DevSecOps Engineer

Radical AI, Inc. is an artificial intelligence company that is accelerating scientific research & development. We are at the forefront of innovation in the field of materials R&D, a critical driver for advancing our most cutting-edge industries and shaping the future. Breaking away from the traditionally slow and costly R&D process, Radical AI leverages artificial intelligence and machine learning to pioneer generative materials science. This innovative field blends AI, engineering, and materials science, revolutionizing how materials are created and discovered. Radical AI's approach speeds up R&D and addresses global challenges, setting new benchmarks in technology and sustainability.

The opportunity

As a DevSecOps Engineer at Radical AI, you will be instrumental in building and maintaining a secure and efficient development and deployment pipeline for our cutting-edge AI and materials discovery platform. You will be responsible for integrating security practices throughout the software development lifecycle, automating security controls, and ensuring the resilience and integrity of our infrastructure and applications. Your work will be critical in enabling the rapid and secure delivery of our innovative solutions.

• Integrate security tools and practices into every stage of the development lifecycle, from code creation to deployment and monitoring.
• Design, build, and maintain robust, secure and scalable CI/CD pipelines to automate software delivery processes.
• Automate security testing (SAST, DAST, vulnerability scanning) and integrate the results into the development workflow.
• Design and implement secure and optimized cloud (e.g., AWS, Azure, GCP) and on-prem infrastructure following security best practices and compliance standards.
• Develop and maintain infrastructure-as-code (IaC) using tools like Terraform or CloudFormation, incorporating security configurations.
• Implement and manage security monitoring and alerting systems to proactively identify and respond to potential threats.
• Implement and manage monitoring and alerting systems to proactively identify and resolve infrastructure and application issues.
• Troubleshoot and resolve infrastructure and deployment-related issues across development, staging, and production environments.
• Implement and manage containerization and orchestration technologies (e.g., Docker, Kubernetes) to improve application portability and scalability.
• Collaborate closely with software engineers, ML engineers, and research scientists to understand their needs and provide secure and efficient solutions.
• Develop and maintain security policies, procedures, and documentation.
• Stay up-to-date with the latest security threats, vulnerabilities, and best practices.
• Promote a security-conscious culture within the engineering teams through training and knowledge sharing.
• Troubleshoot and resolve security-related issues in development, staging, and production environments.
• Mentor and guide junior team members and interns on DevSecOps principles and practices.
• Conduct security assessments of our systems and applications.

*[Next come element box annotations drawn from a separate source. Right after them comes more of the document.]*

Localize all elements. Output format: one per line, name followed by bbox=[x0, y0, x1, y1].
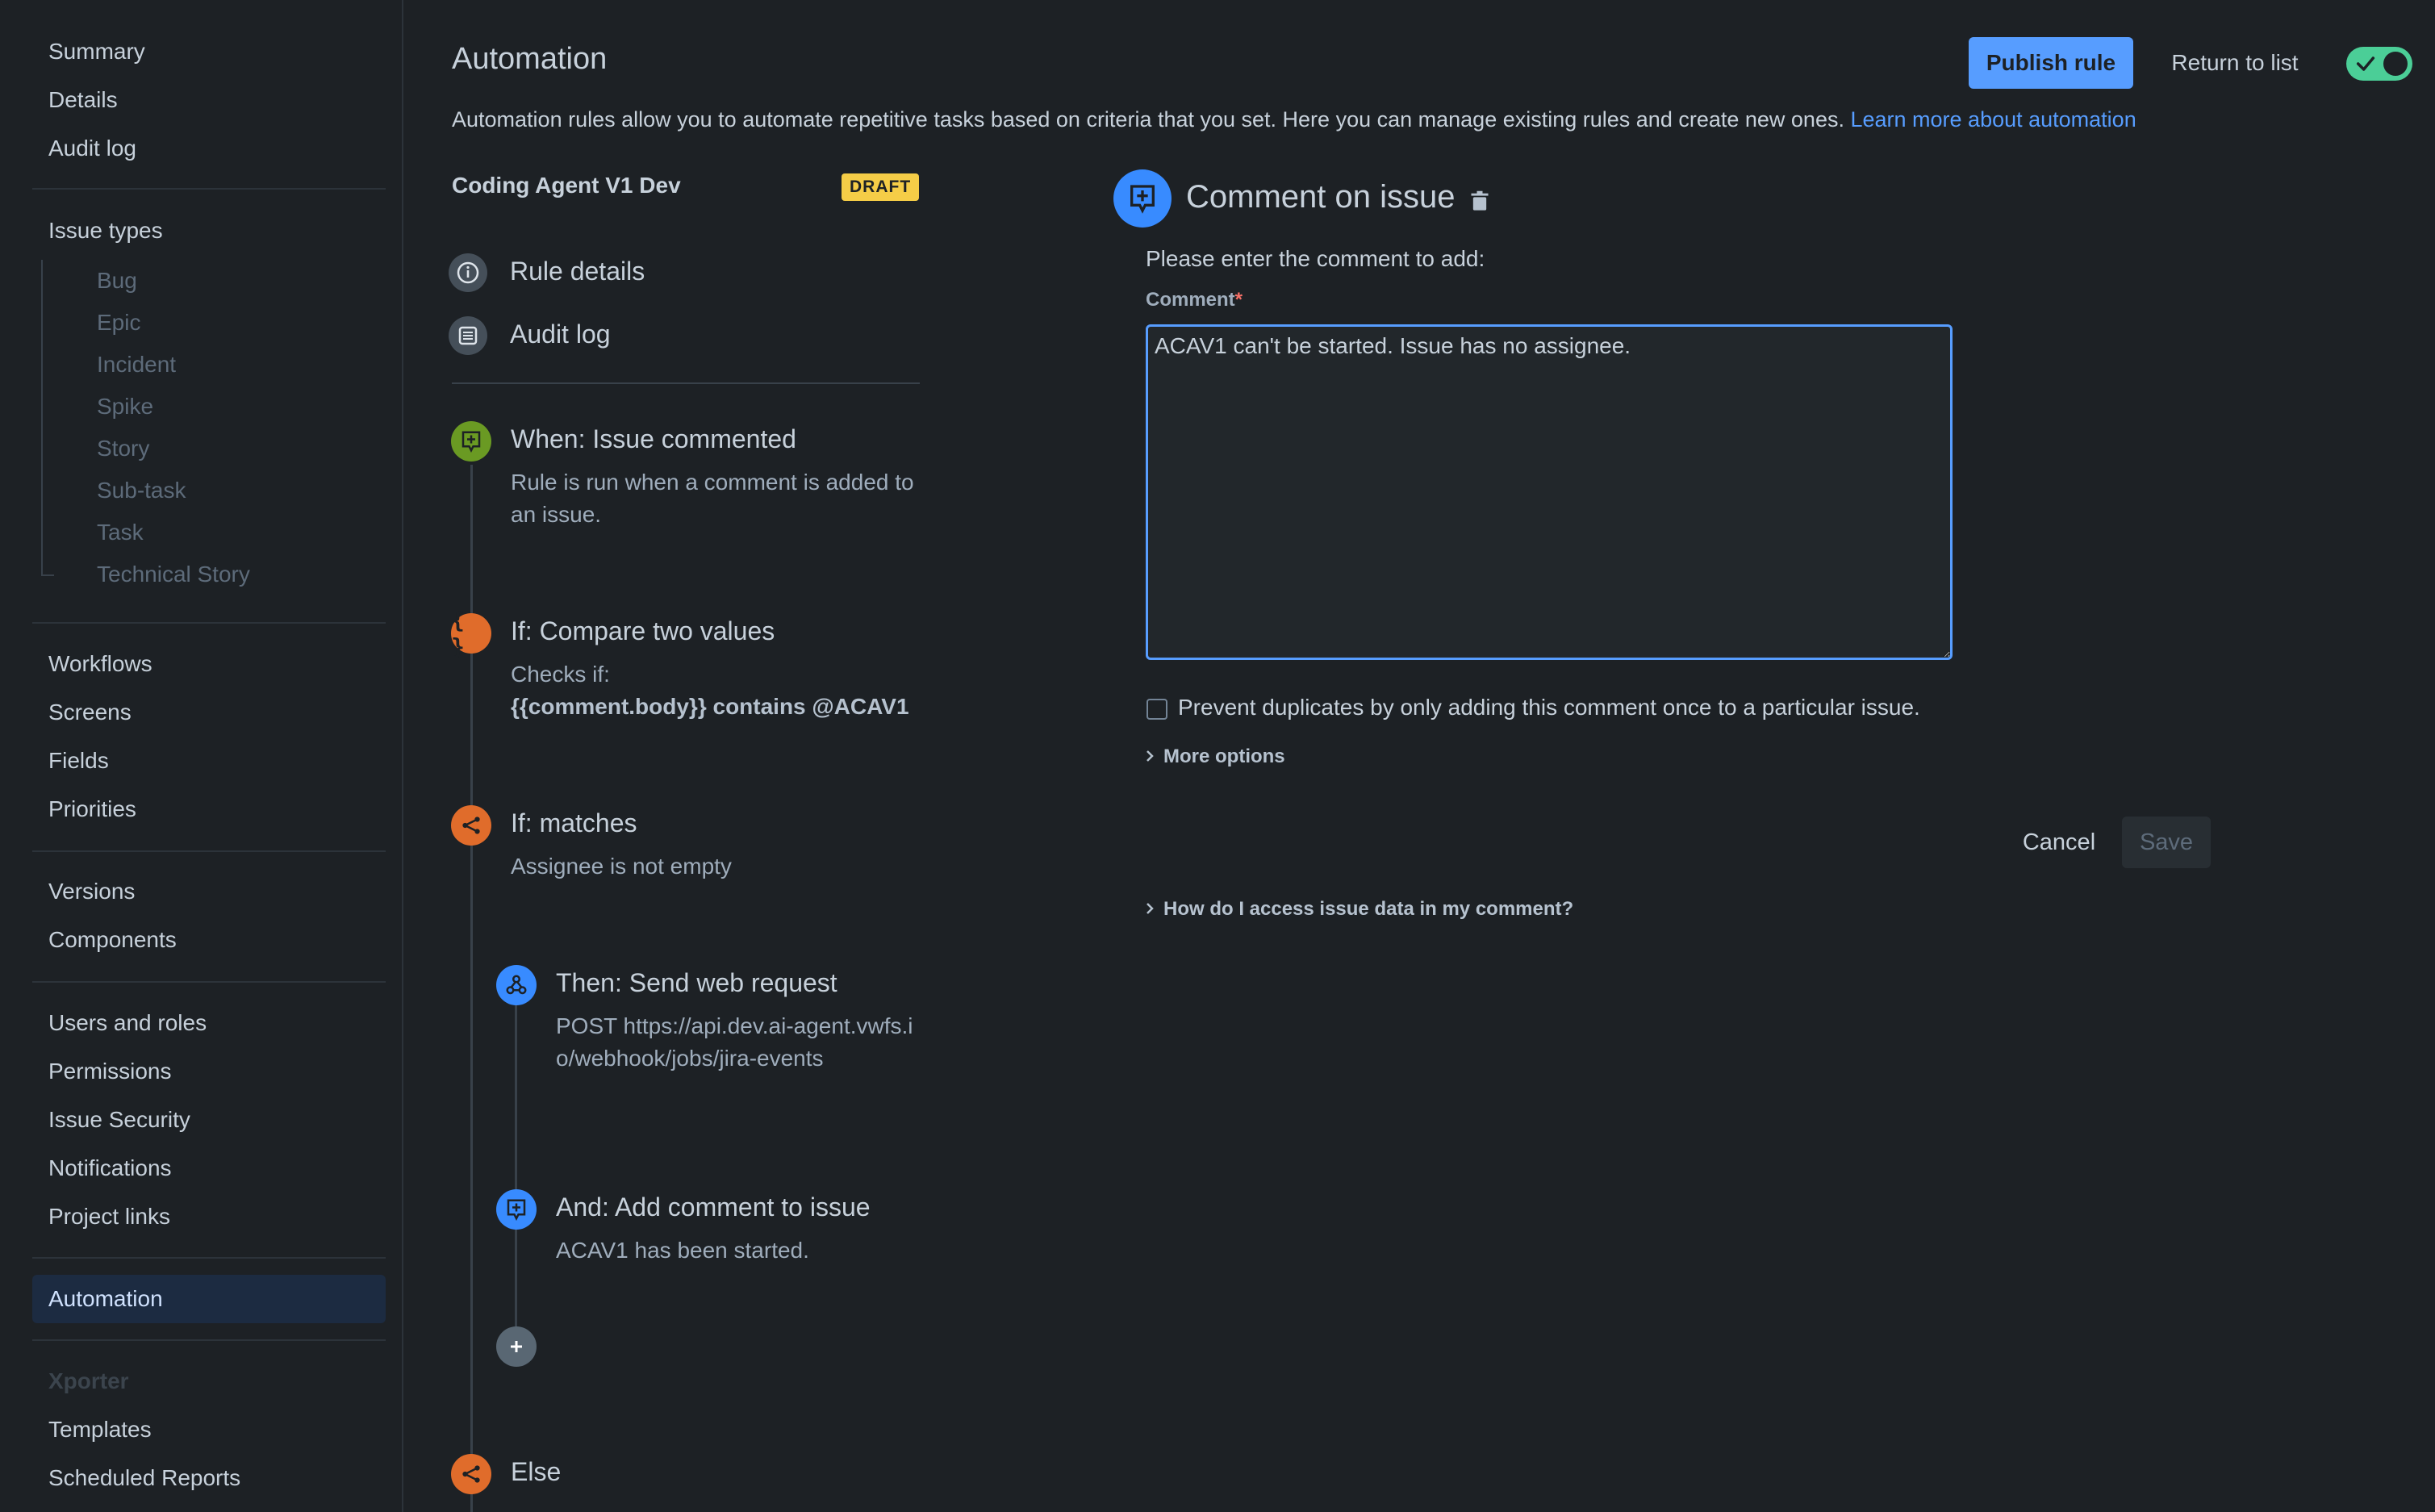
sidebar-item-components[interactable]: Components bbox=[32, 916, 386, 964]
step-title: And: Add comment to issue bbox=[556, 1192, 871, 1222]
step-title: Else bbox=[511, 1457, 562, 1486]
sidebar-issue-type-task[interactable]: Task bbox=[97, 512, 144, 553]
sidebar-divider bbox=[32, 622, 386, 624]
step-condition-expression: {{comment.body}} contains @ACAV1 bbox=[511, 694, 909, 719]
prevent-duplicates-checkbox[interactable] bbox=[1146, 699, 1167, 720]
branch-icon bbox=[451, 1454, 491, 1494]
rule-audit-log-label: Audit log bbox=[510, 320, 611, 349]
comment-trigger-icon bbox=[451, 421, 491, 462]
rule-divider bbox=[452, 382, 920, 384]
sidebar-divider bbox=[32, 981, 386, 983]
rule-details-label: Rule details bbox=[510, 257, 645, 286]
step-title: If: matches bbox=[511, 808, 637, 837]
braces-icon: { } bbox=[451, 607, 491, 660]
else-step[interactable]: Else bbox=[451, 1454, 693, 1502]
comment-field-label: Comment* bbox=[1146, 289, 1243, 311]
comment-prompt: Please enter the comment to add: bbox=[1146, 246, 1485, 271]
webhook-icon bbox=[496, 965, 537, 1005]
chevron-right-icon bbox=[1144, 898, 1155, 921]
comment-icon bbox=[496, 1189, 537, 1230]
page-title: Automation bbox=[452, 42, 608, 76]
info-icon bbox=[449, 253, 487, 292]
publish-rule-button[interactable]: Publish rule bbox=[1969, 37, 2133, 89]
help-link-label: How do I access issue data in my comment… bbox=[1163, 898, 1574, 920]
comment-on-issue-icon bbox=[1113, 169, 1172, 228]
action-step-add-comment[interactable]: And: Add comment to issue ACAV1 has been… bbox=[496, 1189, 932, 1270]
sidebar-item-workflows[interactable]: Workflows bbox=[32, 640, 386, 688]
cancel-button[interactable]: Cancel bbox=[2004, 817, 2114, 868]
sidebar-divider bbox=[32, 188, 386, 190]
sidebar-item-details[interactable]: Details bbox=[32, 76, 386, 124]
required-indicator: * bbox=[1234, 289, 1243, 311]
step-description: Assignee is not empty bbox=[511, 854, 732, 879]
status-badge: DRAFT bbox=[842, 173, 920, 201]
trash-icon[interactable] bbox=[1468, 189, 1491, 213]
list-icon bbox=[449, 316, 487, 355]
description-text: Automation rules allow you to automate r… bbox=[452, 107, 1844, 132]
sidebar-heading-xporter: Xporter bbox=[48, 1368, 129, 1393]
help-access-issue-data-toggle[interactable]: How do I access issue data in my comment… bbox=[1144, 898, 1573, 921]
comment-textarea[interactable]: ACAV1 can't be started. Issue has no ass… bbox=[1146, 324, 1953, 660]
rule-name: Coding Agent V1 Dev bbox=[452, 173, 681, 198]
tree-line bbox=[41, 260, 43, 576]
sidebar-issue-type-spike[interactable]: Spike bbox=[97, 386, 153, 428]
step-title: Then: Send web request bbox=[556, 968, 837, 997]
condition-step-compare[interactable]: { } If: Compare two values Checks if: {{… bbox=[451, 607, 935, 726]
sidebar-issue-type-technical-story[interactable]: Technical Story bbox=[97, 553, 250, 595]
tree-tick bbox=[41, 574, 54, 576]
sidebar-item-audit-log[interactable]: Audit log bbox=[32, 124, 386, 173]
branch-icon bbox=[451, 805, 491, 846]
step-title: If: Compare two values bbox=[511, 616, 775, 645]
page-description: Automation rules allow you to automate r… bbox=[452, 107, 2136, 132]
more-options-label: More options bbox=[1163, 746, 1285, 767]
sidebar-issue-type-epic[interactable]: Epic bbox=[97, 302, 140, 344]
step-description: Rule is run when a comment is added to a… bbox=[511, 470, 914, 527]
sidebar-item-issue-security[interactable]: Issue Security bbox=[32, 1096, 386, 1144]
step-description: Checks if: {{comment.body}} contains @AC… bbox=[511, 658, 946, 723]
step-title: When: Issue commented bbox=[511, 424, 796, 453]
rule-enabled-toggle[interactable] bbox=[2346, 47, 2412, 81]
more-options-toggle[interactable]: More options bbox=[1144, 746, 1285, 768]
condition-step-matches[interactable]: If: matches Assignee is not empty bbox=[451, 805, 935, 886]
prevent-duplicates-label[interactable]: Prevent duplicates by only adding this c… bbox=[1178, 695, 1920, 720]
return-to-list-button[interactable]: Return to list bbox=[2153, 37, 2317, 89]
step-description: ACAV1 has been started. bbox=[556, 1238, 809, 1263]
comment-label-text: Comment bbox=[1146, 289, 1235, 311]
chevron-right-icon bbox=[1144, 746, 1155, 768]
sidebar-item-scheduled-reports[interactable]: Scheduled Reports bbox=[32, 1454, 386, 1502]
sidebar-item-notifications[interactable]: Notifications bbox=[32, 1144, 386, 1192]
sidebar-item-screens[interactable]: Screens bbox=[32, 688, 386, 737]
step-description: POST https://api.dev.ai-agent.vwfs.io/we… bbox=[556, 1013, 913, 1071]
sidebar-item-users-and-roles[interactable]: Users and roles bbox=[32, 999, 386, 1047]
sidebar-item-templates[interactable]: Templates bbox=[32, 1405, 386, 1454]
sidebar-item-permissions[interactable]: Permissions bbox=[32, 1047, 386, 1096]
sidebar-issue-type-sub-task[interactable]: Sub-task bbox=[97, 470, 186, 512]
sidebar-issue-type-bug[interactable]: Bug bbox=[97, 260, 137, 302]
sidebar-divider bbox=[32, 850, 386, 852]
check-icon bbox=[2356, 56, 2375, 71]
sidebar-issue-type-incident[interactable]: Incident bbox=[97, 344, 176, 386]
sidebar-item-summary[interactable]: Summary bbox=[32, 27, 386, 76]
sidebar-divider bbox=[32, 1257, 386, 1259]
sidebar-item-issue-types[interactable]: Issue types bbox=[32, 207, 386, 255]
project-settings-sidebar: Summary Details Audit log Issue types Bu… bbox=[0, 0, 403, 1512]
panel-title: Comment on issue bbox=[1186, 179, 1456, 215]
learn-more-link[interactable]: Learn more about automation bbox=[1850, 107, 2136, 132]
sidebar-item-versions[interactable]: Versions bbox=[32, 867, 386, 916]
trigger-step[interactable]: When: Issue commented Rule is run when a… bbox=[451, 421, 935, 534]
step-description-text: Checks if: bbox=[511, 662, 610, 687]
plus-icon bbox=[496, 1326, 537, 1367]
sidebar-item-automation[interactable]: Automation bbox=[32, 1275, 386, 1323]
save-button[interactable]: Save bbox=[2122, 817, 2211, 868]
sidebar-issue-type-story[interactable]: Story bbox=[97, 428, 149, 470]
add-component-button[interactable] bbox=[496, 1326, 537, 1367]
sidebar-item-project-links[interactable]: Project links bbox=[32, 1192, 386, 1241]
sidebar-divider bbox=[32, 1339, 386, 1341]
action-step-web-request[interactable]: Then: Send web request POST https://api.… bbox=[496, 965, 932, 1110]
toggle-knob bbox=[2383, 52, 2408, 76]
sidebar-item-priorities[interactable]: Priorities bbox=[32, 785, 386, 833]
sidebar-item-fields[interactable]: Fields bbox=[32, 737, 386, 785]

• B.S. or M.S. in Computer Science, Information Security, Engineering, or a related field, or equivalent practical experience.
• Proven experience in a DevSecOps, Security Engineering, or DevOps role with a strong security focus.
• Solid understanding of security principles, practices, and common security tools (e.g., vulnerability scanners, intrusion detection systems).
• Experience with CI/CD tools (e.g., GitHub Actions, Jenkins, CircleCI) and integrating security checks within them.
• Hands-on experience with cloud platforms (e.g., AWS, Azure, GCP) and their security services, as well as on-prem.
• Proficiency in at least one scripting language (e.g., Python, Bash) for automation tasks.
• Experience with Infrastructure-as-Code (IaC) tools such as Terraform or CloudFormation.
• Familiarity with containerization technologies (e.g., Docker, Kubernetes) and their security considerations.
• Understanding of network security concepts (e.g., firewalls, VPNs, network segmentation).
• Solid understanding of Linux/Unix systems administration.
• Strong analytical and problem-solving skills with a security-first mindset.
• Excellent communication and collaboration skills, capable of explaining technical security concepts to both technical and non-technical audiences.
• Passion for building secure and reliable systems.

• Relevant security certifications (e.g., CISSP, CISM, Security+, AWS Certified Security – Specialty, Certified Kubernetes Security Specialist (CKS)) and/or DevOps certifications (e.g.,  AWS Certified Solutions Architect,
• Experience with security information and event management (SIEM) systems.
• Familiarity with compliance frameworks (e.g., SOC 2, GDPR, HIPAA).
• Experience with security and compliance software (e.g., Drata, Apptega).
• Experience with security testing methodologies and tools (e.g., OWASP ZAP, Burp Suite).
• Contributions to open-source security projects.
• Experience with penetration testing.
• Knowledge of machine learning concepts and security considerations in ML workflows.

• A competitive compensation package also includes the best in benefits:
• Medical, dental, and vision insurance for you and your family
• Mental health and wellness support
• Unlimited PTO and 14+ company holidays per year
• 401K 
• Work closely with a team on the cutting edge of AI research.
• A mission: an opportunity to fundamentally change the way humanity makes progress through materials science discovery.

Radical AI is committed to equal employment opportunity regardless of race, color, ancestry, national origin, religion, sex, age, sexual orientation, gender identity and expression, marital status, disability, or veteran status.